The stone fish (Latin name: synanceia verrucosa) belongs to the family of scorpion fishes like the beautiful lionfish or rockfish, which show all poison stings. The stone fish belongs to the most venomous fish of the oceans and could to be found in a depth of 2 -30 meters in most tropical waters.

It attains up to 40 cm and has a broad body with strong pectoral fins and a mighty head. The body doesn't show any shacks, for this many pits and wart like glands. By changing the color of its body according to the color of the bottom it has a good camouflage. The back skin is often overgrown with algae for further disguise; moreover it buries with its pectoral fins most of its body under rubble or sand remaining stationary and snapping prey that comes near. So the stonefish is a master of deception and disguise. By creating a vacuum in its mouth it is able to suck the prey little fish and crayfish in milliseconds. Characteristic features are a mouth which is directed upwards like an "U" and a curved tail. The lack of an air bladder makes the laying on the bottom easier. A total of 72 spines protect the body, 18 spines (13 thorns in the dorsal fin, 3 in the anus fin and 2 in the ventral fin) have a venom glance at the base. The venom in the spines serves for self-defence. If the fish is excited, it exposes the dorsal fin, which is put on side in lie and wait position. The sharp, stout dorsal spines can sometimes penetrate the soles of light sneakers or flippers.

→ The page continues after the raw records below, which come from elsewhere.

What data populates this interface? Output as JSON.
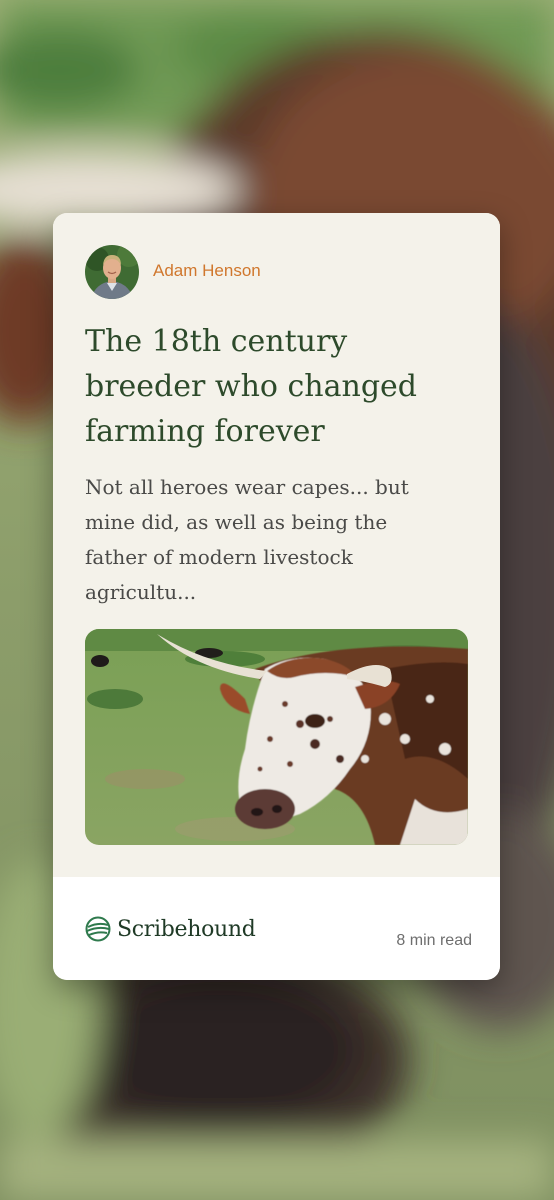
{
  "card": {
    "author": {
      "name": "Adam Henson"
    },
    "title": "The 18th century breeder who changed farming forever",
    "excerpt": "Not all heroes wear capes... but mine did, as well as being the father of modern livestock agricultu...",
    "footer": {
      "brand": "Scribehound",
      "read_time": "8 min read"
    }
  },
  "colors": {
    "card_background": "#f4f2ea",
    "author_accent": "#d0772d",
    "headline": "#2d4a2b",
    "brand": "#1f3a26"
  },
  "icons": {
    "brand_logo": "scribehound-globe-icon"
  }
}
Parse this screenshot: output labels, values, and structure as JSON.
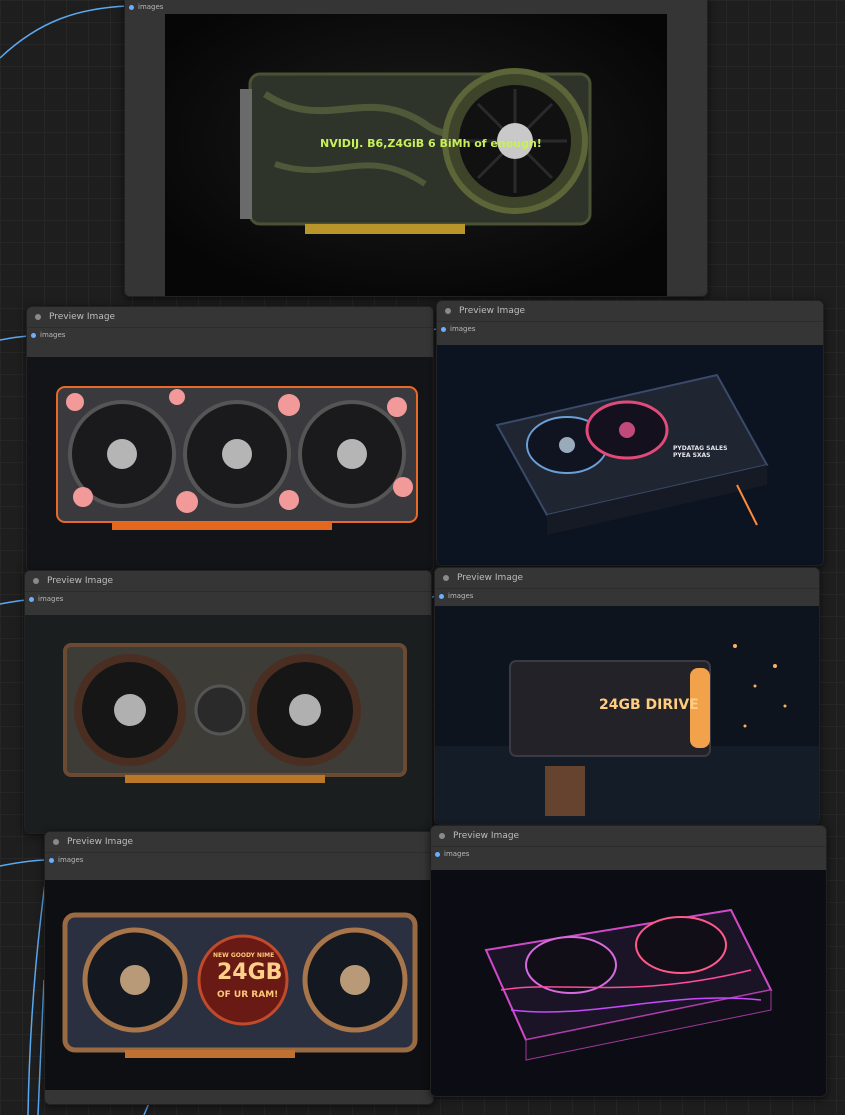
{
  "nodes": [
    {
      "title": "",
      "slot": "images",
      "caption": "NVIDIJ. B6,Z4GiB 6 BiMh of enough!"
    },
    {
      "title": "Preview Image",
      "slot": "images"
    },
    {
      "title": "Preview Image",
      "slot": "images",
      "caption": "PYDATAG SALES PYEA SXAS"
    },
    {
      "title": "Preview Image",
      "slot": "images"
    },
    {
      "title": "Preview Image",
      "slot": "images",
      "caption": "24GB DIRIVE"
    },
    {
      "title": "Preview Image",
      "slot": "images",
      "caption_top": "NEW GOODY NIME",
      "caption_main": "24GB",
      "caption_bottom": "OF UR RAM!"
    },
    {
      "title": "Preview Image",
      "slot": "images"
    }
  ],
  "colors": {
    "link": "#5aa9f0",
    "canvas": "#1e1e1e",
    "node": "#353535"
  }
}
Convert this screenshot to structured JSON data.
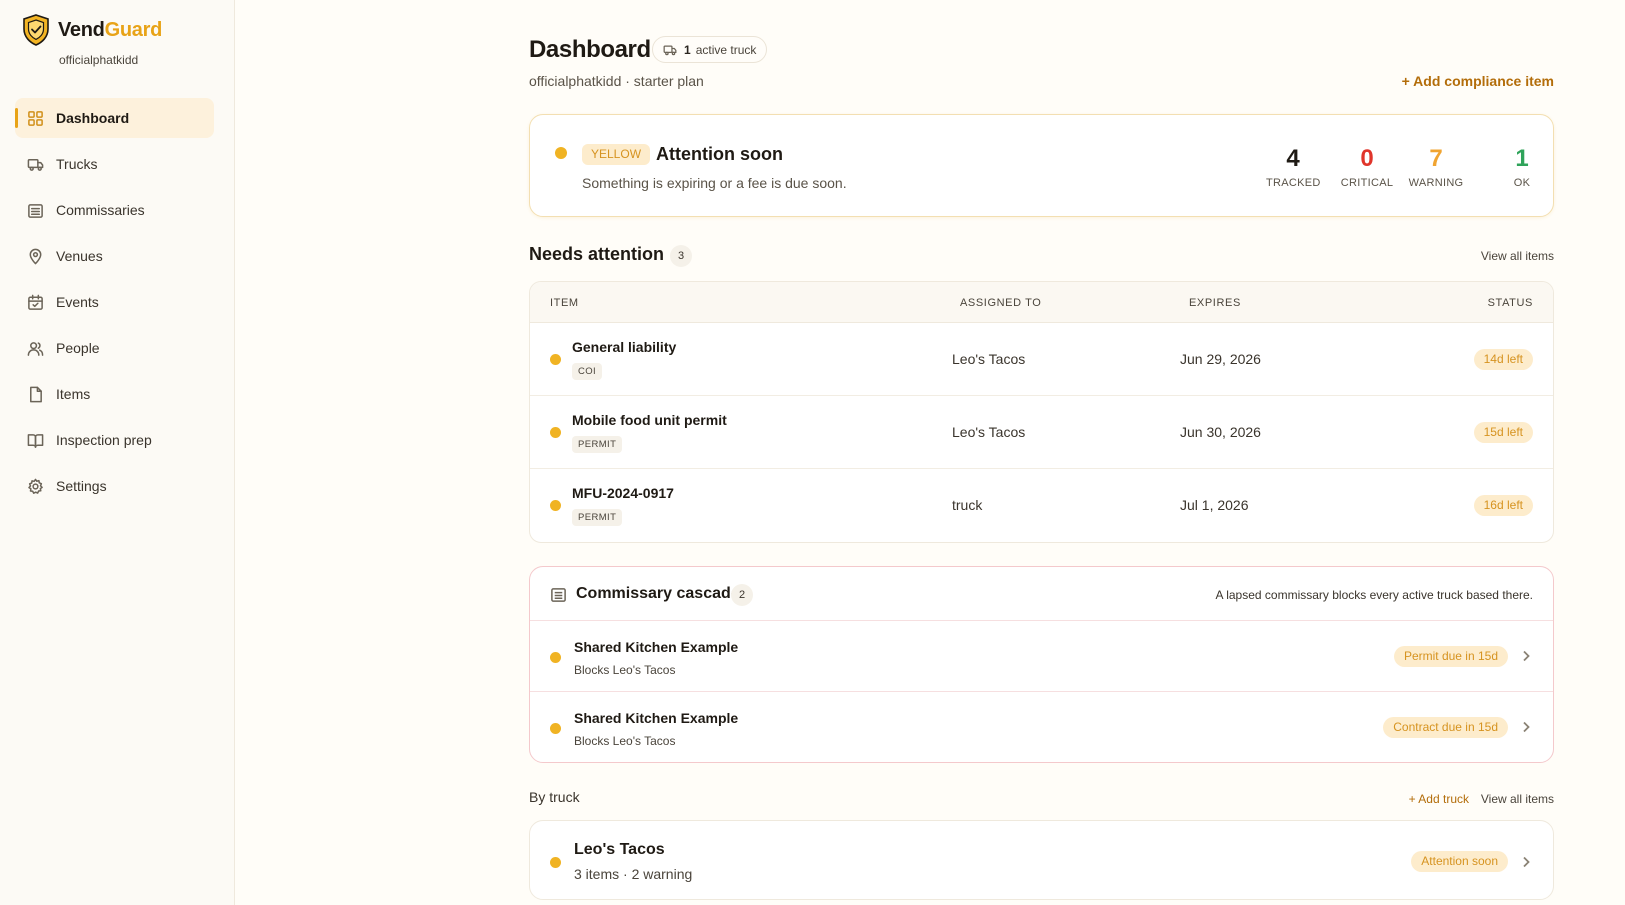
{
  "brand": {
    "name_part1": "Vend",
    "name_part2": "Guard",
    "username": "officialphatkidd",
    "accent": "#e8a317"
  },
  "sidebar": {
    "items": [
      {
        "label": "Dashboard",
        "icon": "grid-icon",
        "active": true
      },
      {
        "label": "Trucks",
        "icon": "truck-icon"
      },
      {
        "label": "Commissaries",
        "icon": "building-icon"
      },
      {
        "label": "Venues",
        "icon": "map-pin-icon"
      },
      {
        "label": "Events",
        "icon": "calendar-icon"
      },
      {
        "label": "People",
        "icon": "users-icon"
      },
      {
        "label": "Items",
        "icon": "file-icon"
      },
      {
        "label": "Inspection prep",
        "icon": "book-icon"
      },
      {
        "label": "Settings",
        "icon": "gear-icon"
      }
    ]
  },
  "header": {
    "title": "Dashboard",
    "active_trucks_count": "1",
    "active_trucks_label": "active truck",
    "subtitle": "officialphatkidd · starter plan",
    "add_compliance": "+ Add compliance item"
  },
  "status": {
    "level_tag": "YELLOW",
    "title": "Attention soon",
    "description": "Something is expiring or a fee is due soon.",
    "metrics": [
      {
        "value": "4",
        "label": "TRACKED",
        "color": "#1f1a14"
      },
      {
        "value": "0",
        "label": "CRITICAL",
        "color": "#e0352b"
      },
      {
        "value": "7",
        "label": "WARNING",
        "color": "#f0a431"
      },
      {
        "value": "1",
        "label": "OK",
        "color": "#2fa35a"
      }
    ]
  },
  "needs_attention": {
    "title": "Needs attention",
    "count": "3",
    "view_all": "View all items",
    "columns": [
      "ITEM",
      "ASSIGNED TO",
      "EXPIRES",
      "STATUS"
    ],
    "rows": [
      {
        "name": "General liability",
        "tag": "COI",
        "assigned": "Leo's Tacos",
        "expires": "Jun 29, 2026",
        "status": "14d left"
      },
      {
        "name": "Mobile food unit permit",
        "tag": "PERMIT",
        "assigned": "Leo's Tacos",
        "expires": "Jun 30, 2026",
        "status": "15d left"
      },
      {
        "name": "MFU-2024-0917",
        "tag": "PERMIT",
        "assigned": "truck",
        "expires": "Jul 1, 2026",
        "status": "16d left"
      }
    ]
  },
  "cascade": {
    "title": "Commissary cascade",
    "count": "2",
    "note": "A lapsed commissary blocks every active truck based there.",
    "rows": [
      {
        "name": "Shared Kitchen Example",
        "blocks": "Blocks Leo's Tacos",
        "status": "Permit due in 15d"
      },
      {
        "name": "Shared Kitchen Example",
        "blocks": "Blocks Leo's Tacos",
        "status": "Contract due in 15d"
      }
    ]
  },
  "by_truck": {
    "title": "By truck",
    "add_truck": "+ Add truck",
    "view_all": "View all items",
    "trucks": [
      {
        "name": "Leo's Tacos",
        "meta": "3 items · 2 warning",
        "status": "Attention soon"
      }
    ]
  }
}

If swimmers, snorklers or diver grasp the fish or step unintentionally on the fish in the flat waters the result can be a punction and venom injection. The stonefish injects a muscle and neurotoxin which immediately causes strong, vehement hammering pains and swellings around the blue and red coloured pricked part of body. If there are no suitable countermeasures, then the excruciating pains (stronger than renal colic's) are associated with high fever, shivering fit, vomiting, paralysis of the extremities and the diaphragm as well as arrhythmias of heart. Deaths are relatively rare, if they happen, however, sixty percent of the affected persons die within the first eight hours. In lab-attempt tests mice died within thirty minutes.

An immediate treatment is urgently required. First steps are the remove of the mostly broken spine, an immobile position of the patient and cleaning of the wound with hot water. The temperature of water should be as high as possible (+500 C), because the venom is dissolved by heat. The transportation to a hospital is urgently required. The pains and paralyses can last even for weeks - Morphine does not help, but Boscupan.

Some owners of a an aquarium keep the dangerous stone fish in their aquarium. It is offered in the Internet for a price of approx. 120.

We should add, that even further dangerous meetings can wait on the swimmer. So for example Jellyfishes can if there is a contact with body - trigger intensive skin irritations with strong itching and blistering. Even more dangerous can be the skin contact with the lovely marked cone snails. They inject in case of endangering a strong venom into the skin which affects intensive pain and paralyses. Also in this case of accident an immediate medical treatment is required, because there have been deaths eight hours after the injection.

The expert knows the described risks and mostly he will not develop a beach- and seawater phobia, because he knows that the Philippine beaches and shore zones are too beautiful and dangerous encounters are mostly rare.